Los ribosomas son los complejos de ribonucleoproteínas en el corazón de la síntesis de proteínas en las células. Sin embargo, en ausencia de evidencia concluyente, cómo operan estos complejos ha sido objeto de debate. Ahora, Hirotatsu Imai y Noriyuki Kodera en la Universidad de Kanazawa, junto a Toshio Uchiumi en la Universidad de Niigata en Japón, muestran visualizaciones de la dinámica estructural y la combinación de factores que tienen lugar en las proteínas del tallo de los ribosomas a medida que construyen nuevas proteínas.

Los ribosomas se descubrieron por primera vez en la década de 1950, y su amplia función se ha entendido ampliamente durante algún tiempo:leen secuencias de ARN mensajero, y de eso, generar secuencias de aminoácidos ordenados correctamente en nuevas proteínas. La proteína del tallo del ribosoma, en particular, juega un papel integral en el proceso de síntesis de proteínas al reclutar factores proteicos responsables de la traducción y elongación de la secuencia de aminoácidos. Sin embargo, Ha sido difícil establecer la estructura de la proteína del tallo del ribosoma unida debido a su flexibilidad. Aquí, la alta resolución y la rápida captura de imágenes de la microscopía de fuerza atómica de alta velocidad resultó invaluable.

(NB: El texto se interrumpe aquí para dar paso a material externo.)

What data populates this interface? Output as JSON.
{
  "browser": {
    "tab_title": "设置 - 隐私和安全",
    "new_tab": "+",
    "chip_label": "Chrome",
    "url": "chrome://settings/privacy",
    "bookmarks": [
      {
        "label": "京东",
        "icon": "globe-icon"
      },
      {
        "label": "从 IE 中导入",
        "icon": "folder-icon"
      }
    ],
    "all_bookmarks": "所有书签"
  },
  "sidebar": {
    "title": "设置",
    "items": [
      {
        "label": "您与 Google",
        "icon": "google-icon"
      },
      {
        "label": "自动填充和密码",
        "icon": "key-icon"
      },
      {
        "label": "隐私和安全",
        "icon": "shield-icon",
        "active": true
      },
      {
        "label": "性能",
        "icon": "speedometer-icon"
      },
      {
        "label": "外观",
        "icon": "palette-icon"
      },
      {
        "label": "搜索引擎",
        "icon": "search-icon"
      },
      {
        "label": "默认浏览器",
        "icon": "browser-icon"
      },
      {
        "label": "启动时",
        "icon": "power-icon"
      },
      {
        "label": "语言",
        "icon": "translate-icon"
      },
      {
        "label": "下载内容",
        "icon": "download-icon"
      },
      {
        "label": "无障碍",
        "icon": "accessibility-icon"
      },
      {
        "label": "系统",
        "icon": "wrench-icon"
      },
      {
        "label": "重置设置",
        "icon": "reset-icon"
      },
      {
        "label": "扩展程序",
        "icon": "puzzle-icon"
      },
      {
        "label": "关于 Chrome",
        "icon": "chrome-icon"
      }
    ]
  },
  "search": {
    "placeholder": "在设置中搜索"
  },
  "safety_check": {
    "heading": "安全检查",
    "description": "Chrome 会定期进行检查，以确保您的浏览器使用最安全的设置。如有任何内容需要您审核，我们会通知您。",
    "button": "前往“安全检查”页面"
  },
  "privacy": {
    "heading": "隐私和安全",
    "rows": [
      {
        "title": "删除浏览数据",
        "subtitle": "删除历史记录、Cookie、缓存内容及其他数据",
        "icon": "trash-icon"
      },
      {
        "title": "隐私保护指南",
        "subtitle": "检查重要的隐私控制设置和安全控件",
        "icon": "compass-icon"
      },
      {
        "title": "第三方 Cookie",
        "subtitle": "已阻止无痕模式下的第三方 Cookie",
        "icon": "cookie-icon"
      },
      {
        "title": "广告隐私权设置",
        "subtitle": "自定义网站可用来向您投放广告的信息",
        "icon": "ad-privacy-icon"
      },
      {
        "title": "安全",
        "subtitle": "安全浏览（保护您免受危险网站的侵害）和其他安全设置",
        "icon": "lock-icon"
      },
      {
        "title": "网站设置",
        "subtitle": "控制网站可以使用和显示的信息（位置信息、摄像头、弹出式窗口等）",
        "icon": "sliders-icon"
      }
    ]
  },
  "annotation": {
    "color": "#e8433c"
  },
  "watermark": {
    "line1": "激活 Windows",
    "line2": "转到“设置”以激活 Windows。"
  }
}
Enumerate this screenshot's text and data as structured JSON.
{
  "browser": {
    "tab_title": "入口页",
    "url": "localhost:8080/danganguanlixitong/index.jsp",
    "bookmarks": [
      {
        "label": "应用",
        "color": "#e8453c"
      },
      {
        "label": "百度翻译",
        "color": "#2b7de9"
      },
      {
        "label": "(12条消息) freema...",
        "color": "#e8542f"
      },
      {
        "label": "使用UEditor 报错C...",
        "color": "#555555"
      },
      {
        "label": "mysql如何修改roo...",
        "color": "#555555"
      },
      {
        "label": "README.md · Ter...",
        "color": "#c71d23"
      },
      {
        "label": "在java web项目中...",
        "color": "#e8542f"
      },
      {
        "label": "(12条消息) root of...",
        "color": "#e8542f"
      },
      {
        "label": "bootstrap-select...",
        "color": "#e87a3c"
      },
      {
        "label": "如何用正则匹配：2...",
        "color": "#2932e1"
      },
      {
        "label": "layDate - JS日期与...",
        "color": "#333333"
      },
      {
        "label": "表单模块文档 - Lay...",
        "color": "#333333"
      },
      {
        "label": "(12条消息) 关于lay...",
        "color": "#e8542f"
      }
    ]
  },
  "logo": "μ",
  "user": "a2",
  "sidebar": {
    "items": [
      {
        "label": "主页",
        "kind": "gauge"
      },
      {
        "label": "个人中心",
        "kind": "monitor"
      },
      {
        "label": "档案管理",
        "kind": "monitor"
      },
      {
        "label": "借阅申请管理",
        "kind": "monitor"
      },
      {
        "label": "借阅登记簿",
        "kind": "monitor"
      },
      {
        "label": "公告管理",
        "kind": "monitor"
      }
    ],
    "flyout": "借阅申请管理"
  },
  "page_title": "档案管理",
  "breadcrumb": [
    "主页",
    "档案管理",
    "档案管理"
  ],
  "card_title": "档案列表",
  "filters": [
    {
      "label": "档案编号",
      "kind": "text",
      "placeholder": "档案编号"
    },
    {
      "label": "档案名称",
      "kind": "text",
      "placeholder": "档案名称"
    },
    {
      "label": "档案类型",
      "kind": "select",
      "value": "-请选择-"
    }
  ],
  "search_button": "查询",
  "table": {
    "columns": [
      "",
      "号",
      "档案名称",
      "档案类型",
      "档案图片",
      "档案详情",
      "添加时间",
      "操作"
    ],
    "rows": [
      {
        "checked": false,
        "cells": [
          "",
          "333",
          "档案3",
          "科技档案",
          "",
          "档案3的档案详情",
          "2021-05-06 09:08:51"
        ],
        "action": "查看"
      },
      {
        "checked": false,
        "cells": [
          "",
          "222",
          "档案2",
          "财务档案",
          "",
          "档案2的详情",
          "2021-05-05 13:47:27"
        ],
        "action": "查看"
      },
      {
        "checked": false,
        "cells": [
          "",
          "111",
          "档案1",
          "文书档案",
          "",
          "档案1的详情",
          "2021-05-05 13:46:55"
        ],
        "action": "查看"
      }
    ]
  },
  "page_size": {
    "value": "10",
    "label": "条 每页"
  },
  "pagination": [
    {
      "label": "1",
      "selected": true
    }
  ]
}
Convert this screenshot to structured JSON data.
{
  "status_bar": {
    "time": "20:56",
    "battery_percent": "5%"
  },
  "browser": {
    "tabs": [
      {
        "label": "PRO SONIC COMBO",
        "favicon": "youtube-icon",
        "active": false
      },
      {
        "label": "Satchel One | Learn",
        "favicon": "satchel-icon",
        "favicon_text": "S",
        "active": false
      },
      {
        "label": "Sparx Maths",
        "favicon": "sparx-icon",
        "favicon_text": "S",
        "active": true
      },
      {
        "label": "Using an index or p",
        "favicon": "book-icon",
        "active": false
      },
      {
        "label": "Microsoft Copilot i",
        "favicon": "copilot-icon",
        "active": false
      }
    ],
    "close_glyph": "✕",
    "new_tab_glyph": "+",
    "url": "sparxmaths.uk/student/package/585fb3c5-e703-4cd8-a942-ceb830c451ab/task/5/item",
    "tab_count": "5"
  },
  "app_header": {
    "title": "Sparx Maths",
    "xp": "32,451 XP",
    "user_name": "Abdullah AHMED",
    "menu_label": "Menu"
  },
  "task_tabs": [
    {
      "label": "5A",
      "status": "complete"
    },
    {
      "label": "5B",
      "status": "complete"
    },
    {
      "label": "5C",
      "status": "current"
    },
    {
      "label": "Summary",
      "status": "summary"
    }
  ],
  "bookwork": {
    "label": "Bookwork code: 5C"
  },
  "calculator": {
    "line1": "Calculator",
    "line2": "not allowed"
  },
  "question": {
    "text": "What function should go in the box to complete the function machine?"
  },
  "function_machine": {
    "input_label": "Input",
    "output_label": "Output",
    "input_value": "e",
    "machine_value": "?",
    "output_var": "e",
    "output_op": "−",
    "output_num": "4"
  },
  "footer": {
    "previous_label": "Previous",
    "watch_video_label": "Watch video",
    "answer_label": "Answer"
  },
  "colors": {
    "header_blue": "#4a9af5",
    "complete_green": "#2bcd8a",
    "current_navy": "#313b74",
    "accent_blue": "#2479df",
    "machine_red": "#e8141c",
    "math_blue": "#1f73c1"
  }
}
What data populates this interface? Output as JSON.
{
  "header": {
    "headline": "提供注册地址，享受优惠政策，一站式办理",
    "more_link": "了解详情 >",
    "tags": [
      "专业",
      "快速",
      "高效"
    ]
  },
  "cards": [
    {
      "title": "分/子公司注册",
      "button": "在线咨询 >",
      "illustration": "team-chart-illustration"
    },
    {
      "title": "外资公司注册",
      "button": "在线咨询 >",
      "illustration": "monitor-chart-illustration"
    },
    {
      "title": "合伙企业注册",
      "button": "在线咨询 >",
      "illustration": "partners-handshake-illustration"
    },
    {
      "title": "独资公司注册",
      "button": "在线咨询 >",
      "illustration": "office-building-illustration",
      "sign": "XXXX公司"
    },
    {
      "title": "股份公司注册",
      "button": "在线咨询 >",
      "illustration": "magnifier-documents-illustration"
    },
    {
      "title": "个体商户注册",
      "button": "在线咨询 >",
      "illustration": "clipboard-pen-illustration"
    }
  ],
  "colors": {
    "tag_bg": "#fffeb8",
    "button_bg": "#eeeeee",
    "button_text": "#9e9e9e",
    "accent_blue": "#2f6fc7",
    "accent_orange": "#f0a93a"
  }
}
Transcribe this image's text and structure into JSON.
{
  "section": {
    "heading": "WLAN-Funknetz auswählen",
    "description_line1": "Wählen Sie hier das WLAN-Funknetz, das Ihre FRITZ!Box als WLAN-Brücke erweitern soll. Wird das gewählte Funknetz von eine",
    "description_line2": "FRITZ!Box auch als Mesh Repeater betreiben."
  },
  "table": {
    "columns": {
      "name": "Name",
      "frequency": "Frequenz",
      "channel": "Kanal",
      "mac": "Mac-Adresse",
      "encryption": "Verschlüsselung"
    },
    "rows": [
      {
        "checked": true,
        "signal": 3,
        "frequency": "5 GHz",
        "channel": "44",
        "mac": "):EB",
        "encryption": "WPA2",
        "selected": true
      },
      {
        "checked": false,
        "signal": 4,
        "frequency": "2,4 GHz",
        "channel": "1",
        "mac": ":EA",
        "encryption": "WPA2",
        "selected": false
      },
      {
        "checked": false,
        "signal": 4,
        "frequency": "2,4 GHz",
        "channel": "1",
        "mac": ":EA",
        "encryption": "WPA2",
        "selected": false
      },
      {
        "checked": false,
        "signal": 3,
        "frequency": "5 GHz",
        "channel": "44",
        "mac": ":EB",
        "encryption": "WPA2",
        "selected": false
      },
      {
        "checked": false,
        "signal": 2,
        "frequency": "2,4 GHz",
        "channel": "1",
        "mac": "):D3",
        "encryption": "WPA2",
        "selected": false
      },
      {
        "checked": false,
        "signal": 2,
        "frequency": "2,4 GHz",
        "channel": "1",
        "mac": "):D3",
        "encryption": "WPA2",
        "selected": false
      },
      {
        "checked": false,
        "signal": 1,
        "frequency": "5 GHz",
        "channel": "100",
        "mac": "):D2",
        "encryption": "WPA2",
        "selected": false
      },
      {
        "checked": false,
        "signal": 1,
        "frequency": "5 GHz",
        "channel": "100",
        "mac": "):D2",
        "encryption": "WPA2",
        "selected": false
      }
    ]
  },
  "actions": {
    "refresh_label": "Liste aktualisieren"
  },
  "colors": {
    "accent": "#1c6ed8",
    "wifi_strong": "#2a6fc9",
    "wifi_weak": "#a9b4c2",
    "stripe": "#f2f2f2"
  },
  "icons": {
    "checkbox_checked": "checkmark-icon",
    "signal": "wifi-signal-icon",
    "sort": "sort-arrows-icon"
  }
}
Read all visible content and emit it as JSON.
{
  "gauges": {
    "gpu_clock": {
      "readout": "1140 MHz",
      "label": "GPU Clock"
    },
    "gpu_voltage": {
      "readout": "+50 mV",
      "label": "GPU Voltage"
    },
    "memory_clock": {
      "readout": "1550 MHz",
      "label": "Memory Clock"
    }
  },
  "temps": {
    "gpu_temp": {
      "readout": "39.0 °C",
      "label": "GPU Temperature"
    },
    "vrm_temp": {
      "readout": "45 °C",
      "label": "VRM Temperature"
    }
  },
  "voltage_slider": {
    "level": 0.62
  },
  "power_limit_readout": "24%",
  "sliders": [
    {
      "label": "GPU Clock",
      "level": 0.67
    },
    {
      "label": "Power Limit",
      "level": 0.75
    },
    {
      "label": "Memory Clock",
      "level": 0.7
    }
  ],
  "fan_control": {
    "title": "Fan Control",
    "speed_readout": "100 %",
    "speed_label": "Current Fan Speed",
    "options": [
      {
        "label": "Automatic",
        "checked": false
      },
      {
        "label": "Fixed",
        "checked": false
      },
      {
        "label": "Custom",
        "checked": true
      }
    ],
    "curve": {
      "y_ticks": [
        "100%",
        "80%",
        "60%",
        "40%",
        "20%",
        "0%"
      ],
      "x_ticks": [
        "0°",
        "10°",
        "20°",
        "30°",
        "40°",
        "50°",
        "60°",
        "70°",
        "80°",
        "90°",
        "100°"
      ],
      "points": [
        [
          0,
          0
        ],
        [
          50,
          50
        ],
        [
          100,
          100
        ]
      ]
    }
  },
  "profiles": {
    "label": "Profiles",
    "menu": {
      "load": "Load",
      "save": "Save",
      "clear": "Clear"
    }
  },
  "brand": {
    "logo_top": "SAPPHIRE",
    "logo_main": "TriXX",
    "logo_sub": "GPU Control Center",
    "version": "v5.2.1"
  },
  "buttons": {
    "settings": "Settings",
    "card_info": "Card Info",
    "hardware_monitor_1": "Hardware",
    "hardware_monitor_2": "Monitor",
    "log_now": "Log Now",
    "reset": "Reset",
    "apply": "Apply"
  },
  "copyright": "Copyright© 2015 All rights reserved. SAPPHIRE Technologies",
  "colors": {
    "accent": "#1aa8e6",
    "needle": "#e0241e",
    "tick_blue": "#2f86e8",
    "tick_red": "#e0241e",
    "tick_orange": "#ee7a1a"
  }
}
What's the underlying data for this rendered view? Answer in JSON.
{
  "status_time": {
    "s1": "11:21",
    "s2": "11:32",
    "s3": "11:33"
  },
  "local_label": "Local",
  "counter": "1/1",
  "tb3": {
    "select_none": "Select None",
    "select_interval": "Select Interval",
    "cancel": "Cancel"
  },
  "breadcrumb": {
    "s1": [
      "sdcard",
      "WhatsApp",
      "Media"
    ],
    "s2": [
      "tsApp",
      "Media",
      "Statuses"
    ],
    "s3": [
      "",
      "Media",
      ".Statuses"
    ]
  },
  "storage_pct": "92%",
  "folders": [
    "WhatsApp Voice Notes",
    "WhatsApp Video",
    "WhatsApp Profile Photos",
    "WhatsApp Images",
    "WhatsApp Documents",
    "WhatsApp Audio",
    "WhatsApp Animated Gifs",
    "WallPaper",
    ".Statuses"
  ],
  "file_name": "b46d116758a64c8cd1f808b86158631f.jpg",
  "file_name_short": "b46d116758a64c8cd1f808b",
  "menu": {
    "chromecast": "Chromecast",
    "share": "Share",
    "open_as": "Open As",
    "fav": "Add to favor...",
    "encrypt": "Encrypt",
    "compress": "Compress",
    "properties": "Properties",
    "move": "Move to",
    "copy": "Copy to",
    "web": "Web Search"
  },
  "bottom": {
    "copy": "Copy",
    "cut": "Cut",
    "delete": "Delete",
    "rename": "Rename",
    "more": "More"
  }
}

La microscopía de fuerza atómica utiliza una punta a nanoescala para rastrear las muestras, muy parecido a la aguja de un tocadiscos de vinilo que escanea un disco, excepto que los detalles identificados por un microscopio de fuerza atómica pueden tener una resolución a escala atómica. La versatilidad de la técnica para diferentes superficies ya era una gran ventaja para los estudios biológicos, pero con el advenimiento de la microscopía de fuerza atómica de alta velocidad, la técnica fue capaz de capturar procesos dinámicos por primera vez, así como. Imai, Uchiumi y Kodera utilizaron la técnica para revelar que la proteína del tallo en realidad cambia entre dos conformaciones:una que coincide con modelos estructurales anteriores y una nueva conformación completamente inesperada.

En cuanto a cómo funciona el ribosoma, Se había propuesto previamente un mecanismo de dos pasos para describir cómo se traduce la información genética a través de proteínas conocidas como factores de traducción GTPasa. El primer paso es el reclutamiento de los factores al sitio de anclaje del factor en el tallo de la proteína, aumentando así la concentración de factores allí, la denominada combinación de factores. El segundo paso es la unión y estabilización de una GTPasa de traducción en el centro de unión del factor ribosómico para catalizar la hidrólisis de GTPasa. De su estudio de microscopía de fuerza atómica de alta velocidad, los investigadores pudieron obtener la primera evidencia visual del mecanismo de agrupación del factor GTPasa traslacional por parte del tallo ribosómico.

Aunque el estudio no pudo brindar evidencia concluyente de la acción de los factores una vez ligados, los investigadores notaron que los factores parecían retenidos en las cercanías una vez que se completaba la hidrólisis de GTPasa, sugiriendo un papel potencial de la proteína del tallo en etapas posteriores de la síntesis de proteínas. Los investigadores concluyen, "El trabajo futuro con HS-AFM proporcionará más información importante para comprender los comportamientos dinámicos de estas complejas maquinarias de traslación".